Shayna walked closer, her heart in her throat. Every album bore the same name: Deity.
Señor Deity. Dante Deity. That was where she’d heard the name, and it was why that song outside the concert had sounded so familiar.
The breath whooshed out of her body. This was why she’d met him outside of the concert. This was why he’d been dressed in leather and chains. Dante Deity was a rock star. And if his mansion and the awards on the wall were any indicator, he was a big one. She’d probably heard his stuff before she married Shawn, who always had the radio tuned to country.
Dante’s voice behind her made her heart stop.
“What are you doing? I’ve been looking all over for you. You’re supposed to be resting.”
Shayna whipped around and met his accusing stare with one of her own, hoping he didn’t see her knees shaking. “Why didn’t you tell me you were famous?”
His eyes narrowed. “Why? So you can freak out and act all scared—like you are now?” He frowned and shifted his grip on the many shopping bags he carried. “Besides, I did tell you, but you fell asleep.”
“But…but…,” she stammered, overwhelmed with this new revelation.
“But nothing.” He raised a hand to ward off her protests. “Since it’s still a little early for a drink, why don’t we go to the living room and look at the clothes I bought for you?”
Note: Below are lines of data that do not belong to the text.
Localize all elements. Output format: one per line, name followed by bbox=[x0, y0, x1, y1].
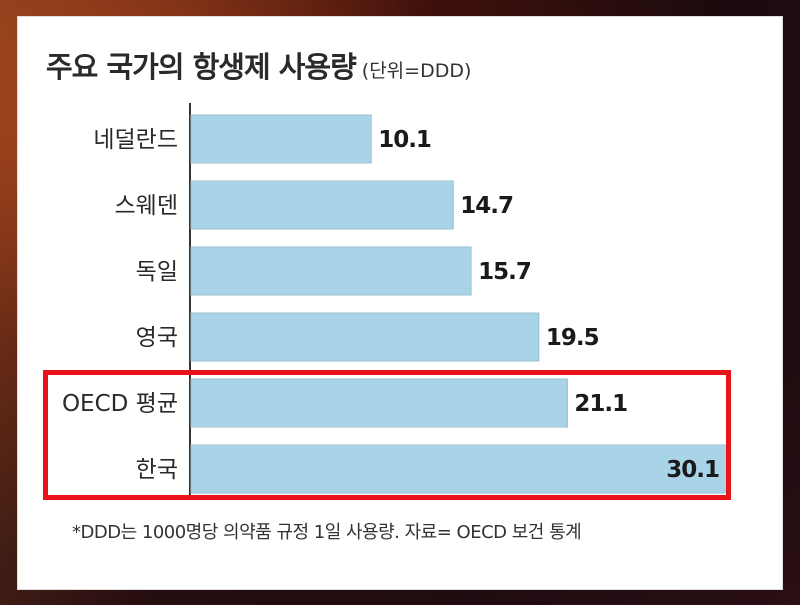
footnote: *DDD는 1000명당 의약품 규정 1일 사용량. 자료= OECD 보건 … bbox=[72, 522, 582, 543]
highlight-box bbox=[43, 370, 731, 500]
value-label: 14.7 bbox=[460, 193, 513, 219]
category-label: 영국 bbox=[136, 325, 178, 351]
category-label: 스웨덴 bbox=[115, 193, 178, 219]
chart-card bbox=[18, 17, 782, 589]
category-label: 한국 bbox=[136, 457, 178, 483]
value-label: 30.1 bbox=[666, 457, 719, 483]
chart-title: 주요 국가의 항생제 사용량 (단위=DDD) bbox=[46, 44, 471, 86]
bar-2 bbox=[190, 246, 472, 296]
category-label: 네덜란드 bbox=[93, 127, 178, 153]
category-label: 독일 bbox=[136, 259, 178, 285]
category-label: OECD 평균 bbox=[62, 391, 178, 417]
bar-4 bbox=[190, 378, 568, 428]
value-label: 10.1 bbox=[378, 127, 431, 153]
unit-label: (단위=DDD) bbox=[361, 60, 472, 82]
chart-title-text: 주요 국가의 항생제 사용량 bbox=[46, 50, 357, 84]
bar-1 bbox=[190, 180, 454, 230]
bar-5 bbox=[190, 444, 729, 494]
value-label: 19.5 bbox=[546, 325, 599, 351]
bar-0 bbox=[190, 114, 372, 164]
value-label: 21.1 bbox=[574, 391, 627, 417]
bar-3 bbox=[190, 312, 540, 362]
value-label: 15.7 bbox=[478, 259, 531, 285]
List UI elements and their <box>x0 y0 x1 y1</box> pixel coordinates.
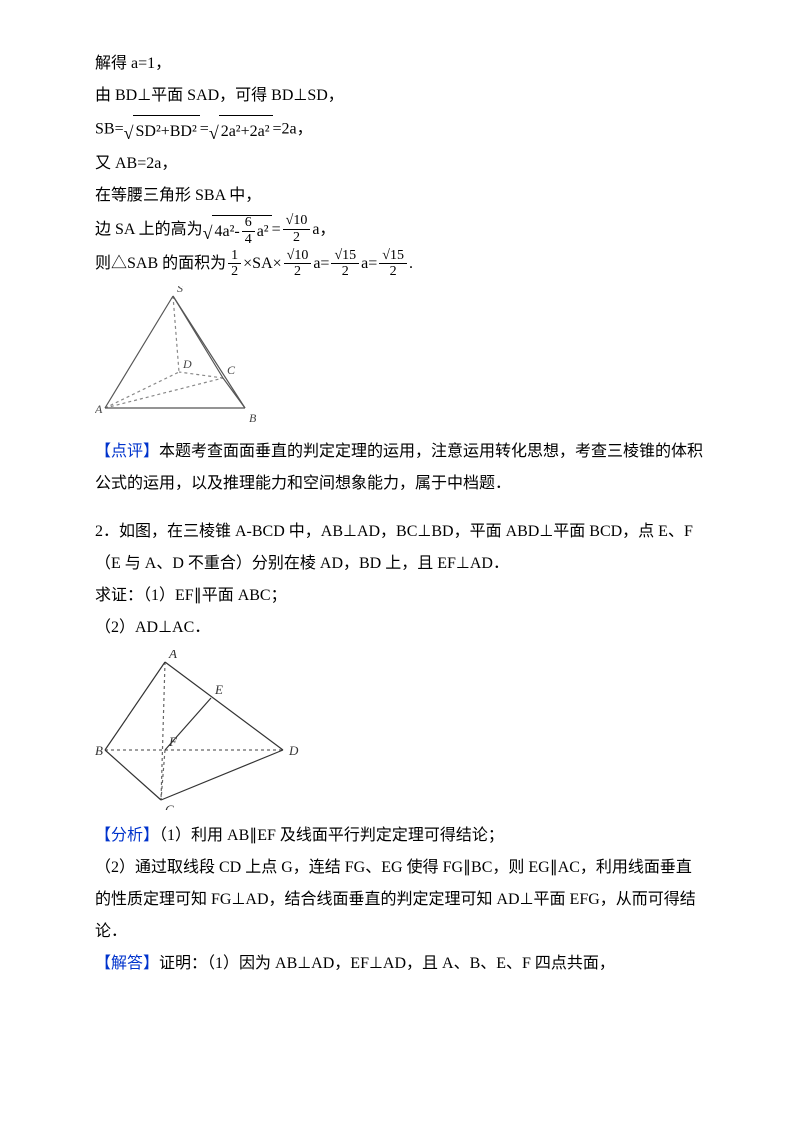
p1-line2: 由 BD⊥平面 SAD，可得 BD⊥SD， <box>95 80 705 112</box>
svg-text:D: D <box>182 357 192 371</box>
frac: √102 <box>284 248 312 280</box>
eq: = <box>200 121 209 138</box>
svg-text:S: S <box>177 286 183 295</box>
review-label: 【点评】 <box>95 443 159 460</box>
svg-text:E: E <box>214 682 223 697</box>
q2-prove: 求证：（1）EF∥平面 ABC； <box>95 580 705 612</box>
review-text: 本题考查面面垂直的判定定理的运用，注意运用转化思想，考查三棱锥的体积公式的运用，… <box>95 443 703 492</box>
p1-line4: 又 AB=2a， <box>95 148 705 180</box>
p1-line3: SB=SD²+BD²=2a²+2a²=2a， <box>95 112 705 148</box>
eq: = <box>272 221 281 238</box>
text: a= <box>361 255 377 272</box>
sqrt-1: SD²+BD² <box>124 112 200 148</box>
prove-label: 求证： <box>95 587 143 604</box>
page: 解得 a=1， 由 BD⊥平面 SAD，可得 BD⊥SD， SB=SD²+BD²… <box>0 0 800 1132</box>
svg-text:C: C <box>227 363 236 377</box>
svg-text:F: F <box>168 734 178 749</box>
q2-prove2: （2）AD⊥AC． <box>95 612 705 644</box>
svg-text:B: B <box>249 411 257 425</box>
spacer <box>95 500 705 516</box>
text: ×SA× <box>243 255 282 272</box>
sqrt-3: 4a²-64a² <box>203 212 272 248</box>
frac: 64 <box>242 215 255 247</box>
review-para: 【点评】本题考查面面垂直的判定定理的运用，注意运用转化思想，考查三棱锥的体积公式… <box>95 436 705 500</box>
svg-text:A: A <box>168 650 177 661</box>
sqrt-2: 2a²+2a² <box>209 112 273 148</box>
text: 边 SA 上的高为 <box>95 221 203 238</box>
frac: 12 <box>228 248 241 280</box>
text: SB= <box>95 121 124 138</box>
svg-text:A: A <box>95 402 103 416</box>
solve-para: 【解答】证明：（1）因为 AB⊥AD，EF⊥AD，且 A、B、E、F 四点共面， <box>95 948 705 980</box>
diagram-pyramid-sabcd: S A B C D <box>95 286 705 426</box>
prove-1: （1）EF∥平面 ABC； <box>143 587 287 604</box>
analysis-text1: （1）利用 AB∥EF 及线面平行判定定理可得结论； <box>159 827 504 844</box>
p1-line1: 解得 a=1， <box>95 48 705 80</box>
svg-text:C: C <box>165 802 174 810</box>
frac: √102 <box>283 213 311 245</box>
q2-line1: 2．如图，在三棱锥 A-BCD 中，AB⊥AD，BC⊥BD，平面 ABD⊥平面 … <box>95 516 705 580</box>
svg-text:B: B <box>95 743 103 758</box>
p1-line5: 在等腰三角形 SBA 中， <box>95 180 705 212</box>
frac: √152 <box>379 248 407 280</box>
p1-line7: 则△SAB 的面积为12×SA×√102a=√152a=√152. <box>95 248 705 280</box>
diagram-tetra-abcd: A B D C E F <box>95 650 705 810</box>
p1-line6: 边 SA 上的高为4a²-64a²=√102a， <box>95 212 705 248</box>
text: a， <box>312 221 335 238</box>
text: =2a， <box>273 121 313 138</box>
text: a² <box>257 223 269 240</box>
text: . <box>409 255 413 272</box>
analysis-2: （2）通过取线段 CD 上点 G，连结 FG、EG 使得 FG∥BC，则 EG∥… <box>95 852 705 948</box>
analysis-1: 【分析】（1）利用 AB∥EF 及线面平行判定定理可得结论； <box>95 820 705 852</box>
analysis-label: 【分析】 <box>95 827 159 844</box>
frac: √152 <box>331 248 359 280</box>
solve-label: 【解答】 <box>95 955 159 972</box>
svg-text:D: D <box>288 743 299 758</box>
text: 4a²- <box>214 223 239 240</box>
text: 则△SAB 的面积为 <box>95 255 226 272</box>
solve-text: 证明：（1）因为 AB⊥AD，EF⊥AD，且 A、B、E、F 四点共面， <box>159 955 615 972</box>
text: a= <box>313 255 329 272</box>
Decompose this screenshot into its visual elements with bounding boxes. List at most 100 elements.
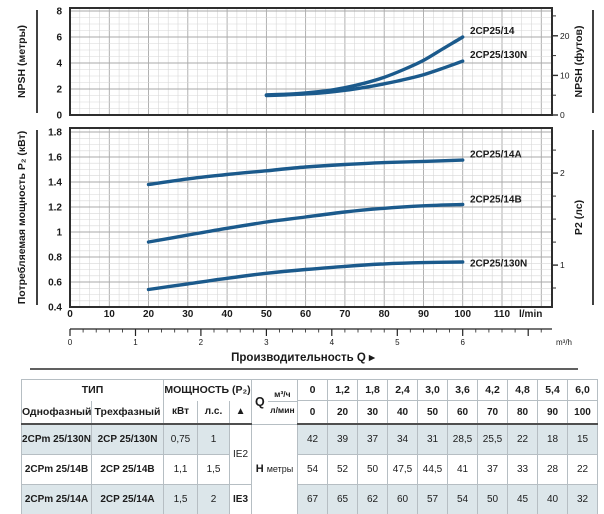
table-cell: 25,5 [477,423,509,455]
y-tick-label: 1.4 [48,178,62,189]
x-tick-label: 100 [454,309,471,320]
table-cell: 0,75 [163,423,199,455]
table-cell: 5,4 [537,379,569,401]
curve-2CP25/130N [146,260,465,292]
table-cell: 1,5 [163,484,199,514]
p2-chart: 0.4 0.6 0.8 1 1.2 1.4 1.6 1.8 1 2 2CP25/14A 2CP25/1… [16,127,594,314]
y-tick-label: 0.8 [48,253,62,264]
table-cell: 3,0 [417,379,449,401]
right-tick-label: 10 [560,70,570,80]
x-tick-label: 90 [418,309,430,320]
y-tick-label: 4 [56,59,62,70]
m3h-tick-label: 0 [68,338,73,347]
table-cell: 4,2 [477,379,509,401]
table-cell: 6,0 [567,379,599,401]
table-cell: 70 [477,400,509,425]
table-cell: 50 [477,484,509,514]
table-cell: 32 [567,484,599,514]
table-cell: 80 [507,400,539,425]
table-cell: 28,5 [447,423,479,455]
x-tick-label: 50 [261,309,273,320]
y-tick-label: 1.8 [48,128,62,139]
table-cell: 52 [327,454,359,485]
m3h-ruler: 0 1 2 3 4 5 6 m³/h [68,328,572,347]
table-cell: 2CPm 25/14A [21,484,92,514]
table-cell: 41 [447,454,479,485]
m3h-unit-label: m³/h [556,338,572,347]
table-cell: 4,8 [507,379,539,401]
table-cell: 3,6 [447,379,479,401]
table-row-14B: 2CPm 25/14B 2CP 25/14B 1,1 1,5 54 52 50 … [21,454,599,485]
y-tick-label: 1.6 [48,153,62,164]
table-cell: 60 [387,484,419,514]
q-unit-lmin: л/мин [270,404,295,415]
table-cell: 65 [327,484,359,514]
m3h-tick-label: 4 [330,338,335,347]
table-cell: 31 [417,423,449,455]
y-tick-label: 0.4 [48,303,62,314]
y-axis-title-right: P2 (лс) [573,200,585,235]
right-tick-label: 0 [560,110,565,120]
table-cell: 50 [417,400,449,425]
table-cell: 22 [507,423,539,455]
x-tick-label: 20 [143,309,155,320]
header-power: МОЩНОСТЬ (P₂) [163,379,253,401]
table-cell: 15 [567,423,599,455]
x-tick-label: 40 [222,309,234,320]
curve-label: 2CP25/130N [470,258,527,269]
x-tick-label: 110 [494,309,511,320]
table-cell: 30 [357,400,389,425]
header-three-phase: Трехфазный [90,400,165,425]
table-cell: 2CP 25/14A [90,484,165,514]
table-cell: 50 [357,454,389,485]
table-cell: 0 [297,379,329,401]
table-cell: 1,2 [327,379,359,401]
m3h-tick-label: 3 [264,338,269,347]
ie2-badge: IE2 [229,423,253,485]
curve-label: 2CP25/14A [470,150,522,161]
y-tick-label: 1.2 [48,203,62,214]
x-tick-label: 80 [379,309,391,320]
pump-table-wrap: ТИП МОЩНОСТЬ (P₂) Q м³/ч л/мин 0 1,2 1,8… [20,379,599,514]
table-cell: 60 [447,400,479,425]
right-tick-label: 2 [560,168,565,178]
table-header-row-1: ТИП МОЩНОСТЬ (P₂) Q м³/ч л/мин 0 1,2 1,8… [20,379,599,425]
table-cell: 28 [537,454,569,485]
curve-label: 2CP25/14B [470,195,522,206]
y-axis-title-right: NPSH (футов) [573,26,585,98]
table-cell: 1,5 [197,454,231,485]
right-tick-label: 20 [560,31,570,41]
m3h-tick-label: 5 [395,338,400,347]
x-unit-label: l/min [519,309,542,320]
table-cell: 0 [297,400,329,425]
pump-spec-table: ТИП МОЩНОСТЬ (P₂) Q м³/ч л/мин 0 1,2 1,8… [20,379,599,514]
table-cell: 57 [417,484,449,514]
x-tick-label: 10 [104,309,116,320]
table-cell: 1,8 [357,379,389,401]
h-label: H [255,463,264,476]
right-tick-label: 1 [560,260,565,270]
m3h-tick-label: 1 [133,338,138,347]
x-tick-label: 30 [182,309,194,320]
y-axis-title: Потребляемая мощность P₂ (кВт) [16,131,28,305]
curve-2CP25/14B [146,202,465,244]
header-single-phase: Однофазный [21,400,92,425]
header-tip: ТИП [20,379,165,401]
q-unit-m3h: м³/ч [267,386,297,403]
h-unit: метры [266,464,294,475]
npsh-chart: 0 2 4 6 8 0 10 20 2CP25/14 2CP25/130N NPSH (метры)… [16,7,594,122]
table-cell: 20 [327,400,359,425]
y-tick-label: 0.6 [48,278,62,289]
table-cell: 1,1 [163,454,199,485]
x-tick-label: 70 [339,309,351,320]
table-cell: 54 [447,484,479,514]
table-cell: 22 [567,454,599,485]
curve-label: 2CP25/130N [470,50,527,61]
table-cell: 54 [297,454,329,485]
y-tick-label: 2 [56,85,62,96]
table-cell: 2CP 25/14B [90,454,165,485]
curve-2CP25/130N [264,59,465,98]
table-cell: 33 [507,454,539,485]
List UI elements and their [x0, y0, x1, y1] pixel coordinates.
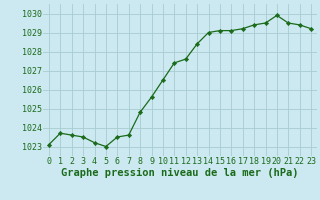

Shayna gaped. “You bought me clothes?”
He nodded. “All your old stuff was worn out. Don’t worry, I wrote down all the sizes before I threw them away… Well, except for your shoes. Those got left on the bus. And since they were all bloody, ruined and didn’t smell good, I’m sure they were thrown out. So I bought three different sizes of shoes and slippers. I also got some other things you might need.”